The volcano, known as Axial, is a seamount 300 miles (480 kilometers) west of Cannon Beach, Oregon. The Axial seamount erupts regularly — it rumbled to life in 1998, 2011 and 2015, according to a blog by scientists monitoring the seamount — and it doesn’t pose a threat to people. But because of the seamount’s regular activity and its relative proximity to land, researchers made it the site of the world’s first underwater volcano observatory, known as the New Millennium Observatory.

Now, the monitors at Axial are showing that the surface of the seamount is inflating — a sign of moving magma that likely presages an eruption, William Chadwick, a geologist at Oregon State University who studies the volcano and its nearby hydrothermal vents, reported at the annual meeting of the American Geophysical Union in December 2024. The volcano’s surface has now risen to 95% of what it was before the 2015 eruption, Chadwick reported.

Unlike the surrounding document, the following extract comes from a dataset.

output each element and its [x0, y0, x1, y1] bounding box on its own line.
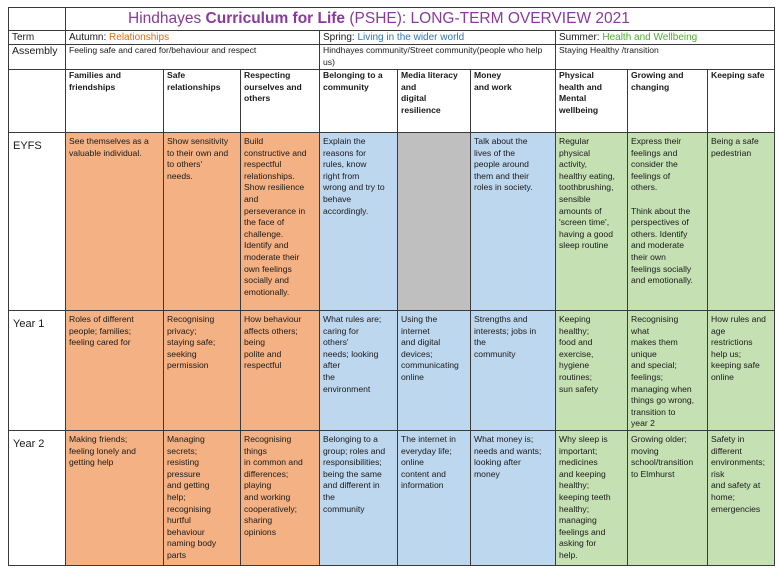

The activity follows a period of quiet between 2015 to 2023, during which the seamount barely budged. The new rise began in the fall of 2023 and increased in January 2024, with the ground moving upward at a rate of about 10 inches (25 centimeters) per year as of mid-2024. This inflation was accompanied by swarms of hundreds of small earthquakes. Since then, the inflation rate has stabilized, Chadwick reported in his blog.

“The rate of inflation at Axial has been steady for the last 6 months and the rate of seismicity has moderated,” he wrote. “An eruption does not seem imminent, but it can’t do this forever.”

He and his co-author Scott Nooner, a geophysicist at the University of North Carolina Wilmington suspect that the volcano will erupt before the end of 2025.

The scientists are hopeful that their prediction is correct, because the well-monitored Axial is a promising location to work out the patterns a volcano experiences before eruption. The fact that the volcano has recently erupted several times over two decades – rather than once in centuries, like many volcanoes – makes discerning patterns easier. Researchers are also more comfortable offering tentative predictions for a volcano that doesn’t threaten life or property, because there are no downsides to being wrong. Volcanologists can currently make accurate short-term predictions of eruptions, but according to the Smithsonian Global Volcanism Program, predictions are rarely reliable more than a few days in advance.

“There’s no crystal ball,” Valerio Acocella, a volcanologist at Roma Tre University in Rome who wasn’t involved in the research told Science News. A volcano could always switch up its habits. But making predictions based on a well-monitored volcano and trying to understand how the surface activity of the volcano reflects the movements of magma and fluids underneath could help researchers make longer-term predictions at volcanoes around the world.

“We need these ideal cases to understand how volcanoes work,” Acocella said.